¡Hola chiquillos! Adivinen quién se dignó a hacer acto de presencia por aquí después de meses xD

Disclaimer: Ni los personajes (excepto Ocs), ni música o juegos que salgan aquí me pertenecen, solo me pertenece la historia.

[-hi- diálogo

-hi- pensamiento en su mayoría]

Pido disculpas si la escritura es algo floja, hice lo mejor que pude pero este capítulo en opinión propia no me convence. Notas y respuestas a reviews anónimos abajo :)

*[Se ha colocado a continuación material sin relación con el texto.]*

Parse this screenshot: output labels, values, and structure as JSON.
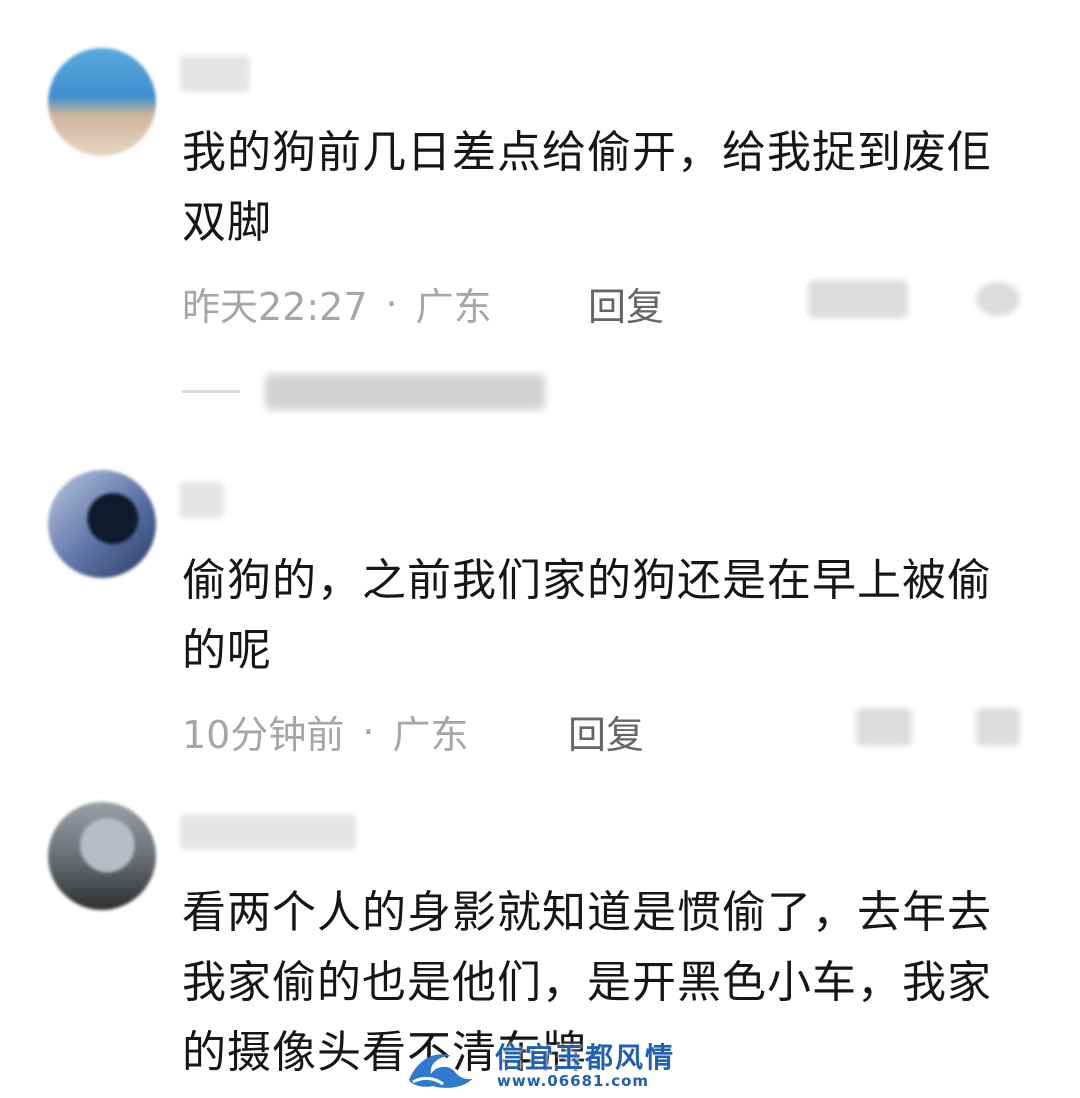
{
  "comments": [
    {
      "text": "我的狗前几日差点给偷开，给我捉到废佢双脚",
      "time": "昨天22:27",
      "location": "广东",
      "reply_label": "回复"
    },
    {
      "text": "偷狗的，之前我们家的狗还是在早上被偷的呢",
      "time": "10分钟前",
      "location": "广东",
      "reply_label": "回复"
    },
    {
      "text": "看两个人的身影就知道是惯偷了，去年去我家偷的也是他们，是开黑色小车，我家的摄像头看不清车牌"
    }
  ],
  "separator": "·",
  "watermark": {
    "title": "信宜玉都风情",
    "url": "www.06681.com"
  },
  "colors": {
    "text": "#161616",
    "meta": "#a6a6a6",
    "reply": "#666666",
    "watermark": "#1e60b4"
  }
}
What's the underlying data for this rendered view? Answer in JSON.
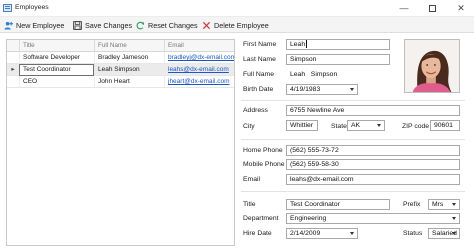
{
  "window": {
    "title": "Employees"
  },
  "toolbar": {
    "new_employee": "New Employee",
    "save_changes": "Save Changes",
    "reset_changes": "Reset Changes",
    "delete_employee": "Delete Employee"
  },
  "grid": {
    "columns": [
      "Title",
      "Full Name",
      "Email"
    ],
    "rows": [
      {
        "indicator": "",
        "title": "Software Developer",
        "full_name": "Bradley Jameson",
        "email": "bradleyj@dx-email.com"
      },
      {
        "indicator": "▸",
        "title": "Test Coordinator",
        "full_name": "Leah Simpson",
        "email": "leahs@dx-email.com"
      },
      {
        "indicator": "",
        "title": "CEO",
        "full_name": "John Heart",
        "email": "jheart@dx-email.com"
      }
    ]
  },
  "form": {
    "first_name_label": "First Name",
    "first_name": "Leah",
    "last_name_label": "Last Name",
    "last_name": "Simpson",
    "full_name_label": "Full Name",
    "full_name": "Leah   Simpson",
    "birth_date_label": "Birth Date",
    "birth_date": "4/19/1983",
    "address_label": "Address",
    "address": "6755 Newline Ave",
    "city_label": "City",
    "city": "Whittier",
    "state_label": "State",
    "state": "AK",
    "zip_label": "ZIP code",
    "zip": "90601",
    "home_phone_label": "Home Phone",
    "home_phone": "(562) 555-73-72",
    "mobile_phone_label": "Mobile Phone",
    "mobile_phone": "(562) 559-58-30",
    "email_label": "Email",
    "email": "leahs@dx-email.com",
    "title_label": "Title",
    "title": "Test Coordinator",
    "prefix_label": "Prefix",
    "prefix": "Mrs",
    "department_label": "Department",
    "department": "Engineering",
    "hire_date_label": "Hire Date",
    "hire_date": "2/14/2009",
    "status_label": "Status",
    "status": "Salaried"
  },
  "colors": {
    "link": "#1a56c4",
    "selected_row": "#ebebeb",
    "new_icon": "#2e7fd6",
    "save_icon": "#3a3a3a",
    "reset_icon": "#2f9a63",
    "delete_icon": "#d03b3b"
  },
  "icons": {
    "new": "person-add-icon",
    "save": "floppy-disk-icon",
    "reset": "refresh-icon",
    "delete": "close-x-icon",
    "photo": "employee-photo"
  }
}
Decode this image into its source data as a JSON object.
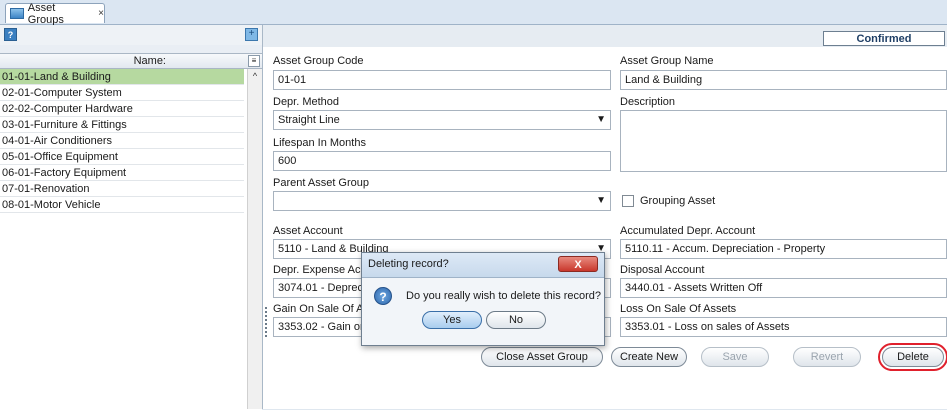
{
  "tab": {
    "label": "Asset Groups",
    "close": "×"
  },
  "left": {
    "help_icon": "?",
    "column_header": "Name:",
    "items": [
      "01-01-Land & Building",
      "02-01-Computer System",
      "02-02-Computer Hardware",
      "03-01-Furniture & Fittings",
      "04-01-Air Conditioners",
      "05-01-Office Equipment",
      "06-01-Factory Equipment",
      "07-01-Renovation",
      "08-01-Motor Vehicle"
    ],
    "selected_index": 0
  },
  "status": "Confirmed",
  "form": {
    "asset_group_code_label": "Asset Group Code",
    "asset_group_code": "01-01",
    "asset_group_name_label": "Asset Group Name",
    "asset_group_name": "Land & Building",
    "depr_method_label": "Depr. Method",
    "depr_method": "Straight Line",
    "description_label": "Description",
    "lifespan_label": "Lifespan In Months",
    "lifespan": "600",
    "parent_group_label": "Parent Asset Group",
    "parent_group": "",
    "grouping_asset_label": "Grouping Asset",
    "asset_account_label": "Asset Account",
    "asset_account": "5110 - Land & Building",
    "accum_depr_label": "Accumulated Depr. Account",
    "accum_depr": "5110.11 - Accum. Depreciation - Property",
    "depr_expense_label": "Depr. Expense Acco",
    "depr_expense": "3074.01 - Depreci",
    "disposal_label": "Disposal Account",
    "disposal": "3440.01 - Assets Written Off",
    "gain_label": "Gain On Sale Of As",
    "gain": "3353.02 - Gain on",
    "loss_label": "Loss On Sale Of Assets",
    "loss": "3353.01 - Loss on sales of Assets"
  },
  "buttons": {
    "close_group": "Close Asset Group",
    "create_new": "Create New",
    "save": "Save",
    "revert": "Revert",
    "delete": "Delete"
  },
  "dialog": {
    "title": "Deleting record?",
    "close": "X",
    "message": "Do you really wish to delete this record?",
    "yes": "Yes",
    "no": "No"
  },
  "icons": [
    "tab-icon",
    "help-icon",
    "add-icon",
    "column-chooser-icon",
    "question-icon",
    "chevron-down-icon"
  ]
}
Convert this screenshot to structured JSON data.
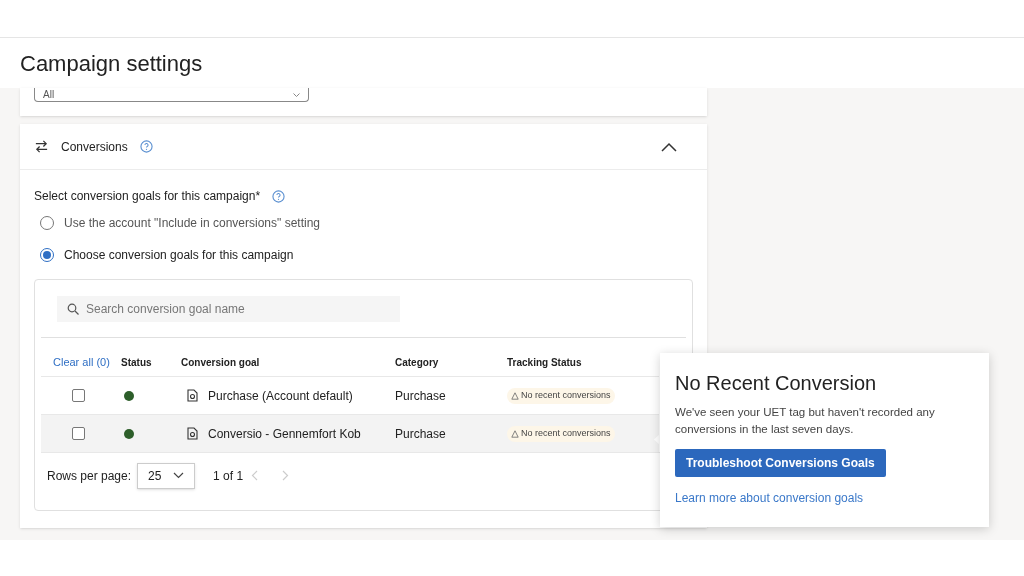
{
  "header": {
    "title": "Campaign settings"
  },
  "filter_dropdown": {
    "value": "All"
  },
  "section": {
    "title": "Conversions",
    "expanded": true,
    "question": "Select conversion goals for this campaign*",
    "options": [
      {
        "label": "Use the account \"Include in conversions\" setting",
        "selected": false
      },
      {
        "label": "Choose conversion goals for this campaign",
        "selected": true
      }
    ]
  },
  "table": {
    "search": {
      "placeholder": "Search conversion goal name"
    },
    "clear_all": "Clear all (0)",
    "columns": [
      "Status",
      "Conversion goal",
      "Category",
      "Tracking Status"
    ],
    "rows": [
      {
        "checked": false,
        "color": "#2d5e2a",
        "goal": "Purchase (Account default)",
        "category": "Purchase",
        "tracking": "No recent conversions",
        "highlighted": false
      },
      {
        "checked": false,
        "color": "#2d5e2a",
        "goal": "Conversio - Gennemfort Kob",
        "category": "Purchase",
        "tracking": "No recent conversions",
        "highlighted": true
      }
    ],
    "rows_per_page_label": "Rows per page:",
    "rows_per_page": "25",
    "page": "1 of 1"
  },
  "popover": {
    "title": "No Recent Conversion",
    "text": "We've seen your UET tag but haven't recorded any conversions in the last seven days.",
    "button": "Troubleshoot Conversions Goals",
    "link": "Learn more about conversion goals"
  }
}
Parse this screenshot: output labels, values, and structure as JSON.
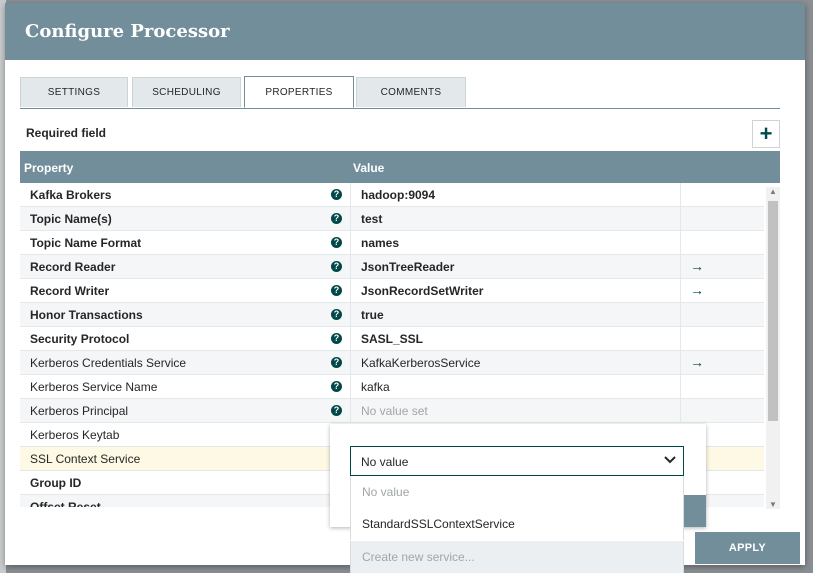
{
  "dialog": {
    "title": "Configure Processor"
  },
  "tabs": [
    {
      "label": "SETTINGS"
    },
    {
      "label": "SCHEDULING"
    },
    {
      "label": "PROPERTIES"
    },
    {
      "label": "COMMENTS"
    }
  ],
  "required_label": "Required field",
  "add_button": "+",
  "table": {
    "header_property": "Property",
    "header_value": "Value",
    "rows": [
      {
        "property": "Kafka Brokers",
        "value": "hadoop:9094",
        "required": true,
        "help": "?",
        "arrow": ""
      },
      {
        "property": "Topic Name(s)",
        "value": "test",
        "required": true,
        "help": "?",
        "arrow": ""
      },
      {
        "property": "Topic Name Format",
        "value": "names",
        "required": true,
        "help": "?",
        "arrow": ""
      },
      {
        "property": "Record Reader",
        "value": "JsonTreeReader",
        "required": true,
        "help": "?",
        "arrow": "→"
      },
      {
        "property": "Record Writer",
        "value": "JsonRecordSetWriter",
        "required": true,
        "help": "?",
        "arrow": "→"
      },
      {
        "property": "Honor Transactions",
        "value": "true",
        "required": true,
        "help": "?",
        "arrow": ""
      },
      {
        "property": "Security Protocol",
        "value": "SASL_SSL",
        "required": true,
        "help": "?",
        "arrow": ""
      },
      {
        "property": "Kerberos Credentials Service",
        "value": "KafkaKerberosService",
        "required": false,
        "help": "?",
        "arrow": "→"
      },
      {
        "property": "Kerberos Service Name",
        "value": "kafka",
        "required": false,
        "help": "?",
        "arrow": ""
      },
      {
        "property": "Kerberos Principal",
        "value": "No value set",
        "required": false,
        "help": "?",
        "arrow": "",
        "empty": true
      },
      {
        "property": "Kerberos Keytab",
        "value": "",
        "required": false,
        "help": "",
        "arrow": ""
      },
      {
        "property": "SSL Context Service",
        "value": "",
        "required": false,
        "help": "",
        "arrow": "",
        "highlight": true
      },
      {
        "property": "Group ID",
        "value": "",
        "required": true,
        "help": "",
        "arrow": ""
      },
      {
        "property": "Offset Reset",
        "value": "",
        "required": true,
        "help": "",
        "arrow": ""
      }
    ]
  },
  "dropdown": {
    "selected": "No value",
    "chevron": "⌄",
    "options": [
      "No value",
      "StandardSSLContextService"
    ],
    "create_label": "Create new service..."
  },
  "apply_label": "APPLY",
  "colors": {
    "header": "#728e9b",
    "accent": "#004849"
  }
}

¡Que tengan buena lectura!

Capítulo 4

Conversaciones

Movimiento, música y pasos. Sus ojos cerrados disfrutaban de la melodía mientras sus pies iban al ritmo, siento tan consciente de su entorno como tampoco lo era, no veía nada, pero se sabía estar en una pista de baile con alguien a su lado. Poco después sintió unas manos juntándose con las suyas y una paz lo invadió cuando comenzó a ser guiado en toda la canción.

Una voz diciendo algo en su oído, tan familiar como irreconocible.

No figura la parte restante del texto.